At the aggregate level, Muslim societies perplex with two types of sub-cultures: the culture of "dictator, but." and the culture of "democracy-as-a-must." The former is the sub-couture of two groups of Muslims: 1) Traditionalist Islamists who argue that a just autocratic ruler who abides by sharia/Islamic legislation and defends its tenets is the most legitimate ruler ever. 2) Autocratic secularists who argue in favor of a Hobbesenian ruler who maintains the state's sovereignty and defends it against its foreign enemies. In both cases, Muslims behave as rational actors who find that the advantages of having an autocratic ruler outweigh having a democratically elected one.
The "democracy-as-a-must" sub-culture is the one that is adopted by modernist Islamists and liberal secularists. Modernist Islamists find democracy consummating Islamic teachings that fight dictatorship and ensure pluralism in society. Liberal secularists find democracy as the core component of modernity that should be adopted on secular grounds.

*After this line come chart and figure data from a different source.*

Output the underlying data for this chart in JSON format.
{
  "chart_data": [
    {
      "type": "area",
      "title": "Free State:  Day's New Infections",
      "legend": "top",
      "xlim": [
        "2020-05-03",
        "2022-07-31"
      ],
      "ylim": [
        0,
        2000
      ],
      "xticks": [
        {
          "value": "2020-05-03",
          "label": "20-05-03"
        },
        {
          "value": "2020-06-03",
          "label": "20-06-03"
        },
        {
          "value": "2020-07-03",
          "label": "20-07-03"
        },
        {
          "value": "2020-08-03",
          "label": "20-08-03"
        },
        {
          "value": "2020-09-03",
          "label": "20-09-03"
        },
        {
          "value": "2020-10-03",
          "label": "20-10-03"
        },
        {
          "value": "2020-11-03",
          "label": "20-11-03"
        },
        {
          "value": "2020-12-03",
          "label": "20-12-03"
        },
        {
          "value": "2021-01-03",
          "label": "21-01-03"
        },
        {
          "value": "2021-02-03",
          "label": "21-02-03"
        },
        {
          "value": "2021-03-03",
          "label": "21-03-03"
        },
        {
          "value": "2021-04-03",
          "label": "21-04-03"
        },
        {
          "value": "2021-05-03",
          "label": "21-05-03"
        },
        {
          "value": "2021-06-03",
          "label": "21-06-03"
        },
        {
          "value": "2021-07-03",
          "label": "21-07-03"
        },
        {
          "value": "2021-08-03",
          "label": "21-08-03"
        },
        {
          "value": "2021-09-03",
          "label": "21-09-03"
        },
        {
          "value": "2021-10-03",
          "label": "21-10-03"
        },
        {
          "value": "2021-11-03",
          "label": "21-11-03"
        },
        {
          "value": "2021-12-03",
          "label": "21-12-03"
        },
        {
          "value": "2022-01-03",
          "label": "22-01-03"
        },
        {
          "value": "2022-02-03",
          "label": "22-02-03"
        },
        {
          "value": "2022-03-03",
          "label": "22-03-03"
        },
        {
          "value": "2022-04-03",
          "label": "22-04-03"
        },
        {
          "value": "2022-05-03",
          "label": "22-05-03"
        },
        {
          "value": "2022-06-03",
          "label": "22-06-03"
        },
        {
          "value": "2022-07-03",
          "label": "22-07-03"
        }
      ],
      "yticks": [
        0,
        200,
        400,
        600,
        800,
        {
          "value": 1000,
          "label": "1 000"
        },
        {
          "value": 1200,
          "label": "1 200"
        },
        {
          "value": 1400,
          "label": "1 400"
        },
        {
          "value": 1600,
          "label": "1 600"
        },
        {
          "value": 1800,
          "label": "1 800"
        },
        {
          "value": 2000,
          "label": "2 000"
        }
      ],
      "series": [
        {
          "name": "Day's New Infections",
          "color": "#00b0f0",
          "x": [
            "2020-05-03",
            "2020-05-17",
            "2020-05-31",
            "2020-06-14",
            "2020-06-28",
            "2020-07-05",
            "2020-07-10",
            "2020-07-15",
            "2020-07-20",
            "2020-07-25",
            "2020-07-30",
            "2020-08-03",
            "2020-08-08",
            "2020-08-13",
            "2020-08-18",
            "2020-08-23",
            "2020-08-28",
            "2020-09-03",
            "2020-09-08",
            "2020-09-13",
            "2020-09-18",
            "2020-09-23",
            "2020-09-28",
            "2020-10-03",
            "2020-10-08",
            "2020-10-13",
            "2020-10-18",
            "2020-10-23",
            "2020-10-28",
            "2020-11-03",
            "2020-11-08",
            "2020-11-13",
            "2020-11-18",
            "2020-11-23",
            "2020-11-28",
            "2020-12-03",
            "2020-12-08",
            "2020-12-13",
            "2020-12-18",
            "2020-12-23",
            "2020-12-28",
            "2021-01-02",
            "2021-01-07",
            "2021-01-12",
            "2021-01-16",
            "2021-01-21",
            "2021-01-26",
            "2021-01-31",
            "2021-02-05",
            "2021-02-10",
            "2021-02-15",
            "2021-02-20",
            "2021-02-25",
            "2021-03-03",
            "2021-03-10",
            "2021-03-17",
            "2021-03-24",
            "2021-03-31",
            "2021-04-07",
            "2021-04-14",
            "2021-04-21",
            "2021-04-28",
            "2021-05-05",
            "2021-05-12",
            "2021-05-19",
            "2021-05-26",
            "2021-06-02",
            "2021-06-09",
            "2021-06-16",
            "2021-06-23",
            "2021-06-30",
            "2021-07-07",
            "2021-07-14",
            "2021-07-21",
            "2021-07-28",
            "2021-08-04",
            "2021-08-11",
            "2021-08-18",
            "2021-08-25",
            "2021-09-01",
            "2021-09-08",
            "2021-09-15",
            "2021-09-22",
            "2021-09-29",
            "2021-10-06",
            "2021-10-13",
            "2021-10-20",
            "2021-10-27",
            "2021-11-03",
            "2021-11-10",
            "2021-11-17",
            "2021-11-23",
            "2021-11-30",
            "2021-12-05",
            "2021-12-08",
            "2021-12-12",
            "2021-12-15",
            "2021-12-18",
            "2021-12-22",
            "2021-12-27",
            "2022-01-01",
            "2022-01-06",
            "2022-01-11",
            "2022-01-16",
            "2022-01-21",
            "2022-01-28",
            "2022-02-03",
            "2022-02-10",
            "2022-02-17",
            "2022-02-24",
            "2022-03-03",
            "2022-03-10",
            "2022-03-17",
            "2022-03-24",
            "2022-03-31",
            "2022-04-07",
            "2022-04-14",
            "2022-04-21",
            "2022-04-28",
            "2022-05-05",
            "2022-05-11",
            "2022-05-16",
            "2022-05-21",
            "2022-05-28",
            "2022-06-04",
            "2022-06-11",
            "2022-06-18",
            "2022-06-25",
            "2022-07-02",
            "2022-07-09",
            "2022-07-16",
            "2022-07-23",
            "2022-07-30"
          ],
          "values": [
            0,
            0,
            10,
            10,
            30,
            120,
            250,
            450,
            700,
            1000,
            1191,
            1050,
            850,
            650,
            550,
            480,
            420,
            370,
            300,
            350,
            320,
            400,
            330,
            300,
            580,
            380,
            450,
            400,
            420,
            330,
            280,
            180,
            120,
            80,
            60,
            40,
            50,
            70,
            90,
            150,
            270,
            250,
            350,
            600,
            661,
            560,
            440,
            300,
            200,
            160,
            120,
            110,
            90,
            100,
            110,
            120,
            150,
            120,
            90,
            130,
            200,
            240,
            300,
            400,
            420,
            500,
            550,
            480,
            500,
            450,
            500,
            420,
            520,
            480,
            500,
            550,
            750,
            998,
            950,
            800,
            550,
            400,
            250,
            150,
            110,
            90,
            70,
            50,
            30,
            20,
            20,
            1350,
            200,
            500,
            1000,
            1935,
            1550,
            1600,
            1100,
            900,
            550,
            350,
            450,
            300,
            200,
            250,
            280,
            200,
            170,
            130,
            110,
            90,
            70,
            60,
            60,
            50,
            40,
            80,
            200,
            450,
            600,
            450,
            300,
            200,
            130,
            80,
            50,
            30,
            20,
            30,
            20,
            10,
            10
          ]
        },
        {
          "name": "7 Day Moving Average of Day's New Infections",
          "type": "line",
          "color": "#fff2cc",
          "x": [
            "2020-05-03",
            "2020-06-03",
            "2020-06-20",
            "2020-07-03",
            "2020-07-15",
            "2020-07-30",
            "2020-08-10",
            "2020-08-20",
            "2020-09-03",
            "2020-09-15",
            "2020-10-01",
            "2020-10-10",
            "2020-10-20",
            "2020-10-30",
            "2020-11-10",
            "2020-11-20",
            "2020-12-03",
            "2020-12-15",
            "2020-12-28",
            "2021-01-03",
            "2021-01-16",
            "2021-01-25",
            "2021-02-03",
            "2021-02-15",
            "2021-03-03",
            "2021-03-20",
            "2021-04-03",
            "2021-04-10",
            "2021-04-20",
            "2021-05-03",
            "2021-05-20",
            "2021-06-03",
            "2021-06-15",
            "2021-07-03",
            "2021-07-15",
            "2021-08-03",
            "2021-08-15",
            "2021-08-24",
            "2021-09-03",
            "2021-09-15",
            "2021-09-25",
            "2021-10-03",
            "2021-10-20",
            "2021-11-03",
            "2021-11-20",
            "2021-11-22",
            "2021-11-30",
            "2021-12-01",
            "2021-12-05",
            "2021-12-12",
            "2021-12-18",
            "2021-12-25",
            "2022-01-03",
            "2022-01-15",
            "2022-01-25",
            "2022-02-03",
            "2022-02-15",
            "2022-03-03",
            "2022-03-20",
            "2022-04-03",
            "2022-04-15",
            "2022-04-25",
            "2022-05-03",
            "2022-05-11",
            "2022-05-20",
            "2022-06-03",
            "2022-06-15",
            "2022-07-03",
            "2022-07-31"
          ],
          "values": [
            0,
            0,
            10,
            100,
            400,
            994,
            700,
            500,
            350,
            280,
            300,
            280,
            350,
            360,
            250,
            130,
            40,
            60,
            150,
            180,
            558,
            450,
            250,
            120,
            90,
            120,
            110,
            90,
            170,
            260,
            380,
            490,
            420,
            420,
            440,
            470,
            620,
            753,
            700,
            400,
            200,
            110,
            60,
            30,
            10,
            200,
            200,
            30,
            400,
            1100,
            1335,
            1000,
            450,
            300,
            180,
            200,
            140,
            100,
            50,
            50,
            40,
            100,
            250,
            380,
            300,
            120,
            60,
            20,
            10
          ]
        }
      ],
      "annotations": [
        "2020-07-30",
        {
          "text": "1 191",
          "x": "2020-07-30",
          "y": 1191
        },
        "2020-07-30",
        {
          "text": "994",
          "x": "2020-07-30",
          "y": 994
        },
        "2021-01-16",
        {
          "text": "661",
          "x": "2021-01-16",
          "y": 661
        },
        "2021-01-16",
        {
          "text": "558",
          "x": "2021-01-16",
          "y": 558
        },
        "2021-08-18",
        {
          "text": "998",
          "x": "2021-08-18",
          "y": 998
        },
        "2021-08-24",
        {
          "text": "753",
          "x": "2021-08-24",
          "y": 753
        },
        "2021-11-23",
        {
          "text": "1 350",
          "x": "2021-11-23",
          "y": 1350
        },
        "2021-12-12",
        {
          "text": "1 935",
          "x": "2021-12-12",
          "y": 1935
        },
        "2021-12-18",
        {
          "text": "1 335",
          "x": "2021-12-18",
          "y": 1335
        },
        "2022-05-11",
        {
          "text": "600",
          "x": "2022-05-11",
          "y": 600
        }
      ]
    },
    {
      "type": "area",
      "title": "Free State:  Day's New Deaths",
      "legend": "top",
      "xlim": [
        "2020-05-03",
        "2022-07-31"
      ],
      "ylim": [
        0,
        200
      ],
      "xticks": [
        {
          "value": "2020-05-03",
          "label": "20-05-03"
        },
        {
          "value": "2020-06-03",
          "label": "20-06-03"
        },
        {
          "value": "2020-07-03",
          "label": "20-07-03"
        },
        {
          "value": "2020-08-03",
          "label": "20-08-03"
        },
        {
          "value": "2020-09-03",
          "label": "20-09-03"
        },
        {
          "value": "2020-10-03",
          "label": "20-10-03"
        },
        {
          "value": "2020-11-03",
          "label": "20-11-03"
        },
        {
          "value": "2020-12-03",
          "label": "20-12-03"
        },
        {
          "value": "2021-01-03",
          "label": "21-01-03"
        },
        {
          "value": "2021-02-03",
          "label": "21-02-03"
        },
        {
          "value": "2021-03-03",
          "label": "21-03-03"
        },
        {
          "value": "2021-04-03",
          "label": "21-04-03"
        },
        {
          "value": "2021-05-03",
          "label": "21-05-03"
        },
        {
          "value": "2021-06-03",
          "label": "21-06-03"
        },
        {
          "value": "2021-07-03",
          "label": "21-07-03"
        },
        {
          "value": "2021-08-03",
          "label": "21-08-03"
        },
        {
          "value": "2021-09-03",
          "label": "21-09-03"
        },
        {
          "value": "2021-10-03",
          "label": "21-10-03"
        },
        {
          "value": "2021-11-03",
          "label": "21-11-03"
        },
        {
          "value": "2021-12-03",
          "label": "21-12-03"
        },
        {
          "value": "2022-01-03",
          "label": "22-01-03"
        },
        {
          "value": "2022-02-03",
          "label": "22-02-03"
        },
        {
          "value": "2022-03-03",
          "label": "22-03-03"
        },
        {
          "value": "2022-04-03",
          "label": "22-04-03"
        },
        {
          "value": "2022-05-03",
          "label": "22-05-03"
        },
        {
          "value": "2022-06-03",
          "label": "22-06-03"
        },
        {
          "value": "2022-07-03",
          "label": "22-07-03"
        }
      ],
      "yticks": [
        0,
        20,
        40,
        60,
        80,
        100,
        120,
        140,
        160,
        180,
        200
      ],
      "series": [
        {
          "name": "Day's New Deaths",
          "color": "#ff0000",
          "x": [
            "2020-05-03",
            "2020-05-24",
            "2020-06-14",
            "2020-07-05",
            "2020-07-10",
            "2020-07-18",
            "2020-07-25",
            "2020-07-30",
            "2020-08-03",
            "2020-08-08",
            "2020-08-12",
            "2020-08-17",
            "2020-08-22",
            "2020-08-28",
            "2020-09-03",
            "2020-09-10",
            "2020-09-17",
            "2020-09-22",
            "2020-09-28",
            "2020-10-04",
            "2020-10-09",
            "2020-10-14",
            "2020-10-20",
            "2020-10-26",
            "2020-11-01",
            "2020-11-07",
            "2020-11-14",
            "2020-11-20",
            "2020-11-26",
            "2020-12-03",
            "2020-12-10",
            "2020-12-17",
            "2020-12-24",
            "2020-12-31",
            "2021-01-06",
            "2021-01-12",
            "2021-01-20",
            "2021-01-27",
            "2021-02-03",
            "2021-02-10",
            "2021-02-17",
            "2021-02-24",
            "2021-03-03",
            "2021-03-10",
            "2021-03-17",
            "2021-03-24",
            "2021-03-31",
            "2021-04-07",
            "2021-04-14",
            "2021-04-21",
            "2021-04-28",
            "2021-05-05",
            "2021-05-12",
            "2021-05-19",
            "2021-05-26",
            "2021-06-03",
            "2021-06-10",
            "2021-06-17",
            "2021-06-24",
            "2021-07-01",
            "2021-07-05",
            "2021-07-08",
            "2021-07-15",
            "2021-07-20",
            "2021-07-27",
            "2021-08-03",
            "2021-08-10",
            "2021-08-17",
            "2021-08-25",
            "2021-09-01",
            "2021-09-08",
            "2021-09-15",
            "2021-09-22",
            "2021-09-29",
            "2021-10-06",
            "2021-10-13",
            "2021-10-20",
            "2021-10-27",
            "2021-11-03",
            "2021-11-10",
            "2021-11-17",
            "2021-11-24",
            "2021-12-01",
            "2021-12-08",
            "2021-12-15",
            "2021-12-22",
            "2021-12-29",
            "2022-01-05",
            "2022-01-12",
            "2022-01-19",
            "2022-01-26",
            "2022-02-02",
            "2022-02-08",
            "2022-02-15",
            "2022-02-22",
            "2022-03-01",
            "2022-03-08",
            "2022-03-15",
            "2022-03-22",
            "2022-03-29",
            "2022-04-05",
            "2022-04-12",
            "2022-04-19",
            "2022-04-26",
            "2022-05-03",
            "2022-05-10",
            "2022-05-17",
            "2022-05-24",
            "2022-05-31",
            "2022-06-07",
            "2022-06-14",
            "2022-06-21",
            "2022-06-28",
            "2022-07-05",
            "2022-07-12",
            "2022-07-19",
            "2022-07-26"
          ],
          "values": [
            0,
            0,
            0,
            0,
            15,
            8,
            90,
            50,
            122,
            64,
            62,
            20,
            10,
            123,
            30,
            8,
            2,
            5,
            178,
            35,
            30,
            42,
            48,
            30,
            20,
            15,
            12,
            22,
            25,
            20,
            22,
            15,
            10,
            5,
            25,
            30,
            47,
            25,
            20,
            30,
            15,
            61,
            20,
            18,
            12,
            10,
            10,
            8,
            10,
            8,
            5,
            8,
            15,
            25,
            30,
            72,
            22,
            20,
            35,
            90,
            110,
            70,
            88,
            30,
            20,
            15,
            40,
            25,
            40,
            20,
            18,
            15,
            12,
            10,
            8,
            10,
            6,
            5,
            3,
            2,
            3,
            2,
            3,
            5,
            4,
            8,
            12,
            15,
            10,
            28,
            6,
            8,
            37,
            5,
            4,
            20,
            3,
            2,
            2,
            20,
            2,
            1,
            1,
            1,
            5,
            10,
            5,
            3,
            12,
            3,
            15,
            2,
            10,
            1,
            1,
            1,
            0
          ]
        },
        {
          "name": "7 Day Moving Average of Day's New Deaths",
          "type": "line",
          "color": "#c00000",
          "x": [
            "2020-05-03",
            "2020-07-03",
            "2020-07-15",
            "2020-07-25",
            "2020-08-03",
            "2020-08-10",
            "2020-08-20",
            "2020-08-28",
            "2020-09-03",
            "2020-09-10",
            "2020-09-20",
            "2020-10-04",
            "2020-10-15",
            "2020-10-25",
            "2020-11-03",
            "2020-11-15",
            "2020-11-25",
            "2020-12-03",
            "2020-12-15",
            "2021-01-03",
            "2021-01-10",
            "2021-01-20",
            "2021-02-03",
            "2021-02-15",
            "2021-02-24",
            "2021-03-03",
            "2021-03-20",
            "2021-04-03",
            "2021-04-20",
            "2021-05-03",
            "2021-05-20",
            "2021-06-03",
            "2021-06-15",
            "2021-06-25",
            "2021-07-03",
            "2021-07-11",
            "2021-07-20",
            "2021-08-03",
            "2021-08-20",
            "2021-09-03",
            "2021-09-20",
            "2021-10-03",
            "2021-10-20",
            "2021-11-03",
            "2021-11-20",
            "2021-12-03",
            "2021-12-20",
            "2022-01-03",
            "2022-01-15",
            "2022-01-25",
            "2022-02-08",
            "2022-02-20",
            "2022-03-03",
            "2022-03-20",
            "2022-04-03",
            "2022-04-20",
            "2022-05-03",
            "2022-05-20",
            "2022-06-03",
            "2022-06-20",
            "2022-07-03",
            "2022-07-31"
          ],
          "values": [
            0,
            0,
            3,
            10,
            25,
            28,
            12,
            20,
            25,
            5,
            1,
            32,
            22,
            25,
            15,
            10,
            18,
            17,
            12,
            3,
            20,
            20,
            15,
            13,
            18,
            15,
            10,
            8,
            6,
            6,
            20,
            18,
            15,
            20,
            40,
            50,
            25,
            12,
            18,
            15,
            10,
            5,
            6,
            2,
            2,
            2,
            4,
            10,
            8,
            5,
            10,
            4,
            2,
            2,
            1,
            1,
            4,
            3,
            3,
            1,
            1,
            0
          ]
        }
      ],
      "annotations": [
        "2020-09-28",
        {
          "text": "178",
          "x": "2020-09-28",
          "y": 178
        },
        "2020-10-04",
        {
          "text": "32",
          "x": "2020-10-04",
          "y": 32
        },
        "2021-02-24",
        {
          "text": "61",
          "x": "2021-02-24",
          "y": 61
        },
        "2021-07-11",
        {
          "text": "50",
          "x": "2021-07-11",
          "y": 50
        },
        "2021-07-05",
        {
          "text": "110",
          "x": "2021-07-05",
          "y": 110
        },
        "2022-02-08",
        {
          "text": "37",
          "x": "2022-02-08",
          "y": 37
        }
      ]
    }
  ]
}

At the individual level, the dissertation finds that Muslims are too heterogeneous to be studied in a lump-sum way of thinking. Not all secular Muslims are liberal and not all Islamists are anti-democracy. Some Muslim countries' political cultures are compatible with democracy while others are clear obstacles to democratization. Seemingly unrelated regression models suggest that socio-economic, demographic and cultural factors have different types of impact on Muslims' attitudes toward democratic hardware and software across societies.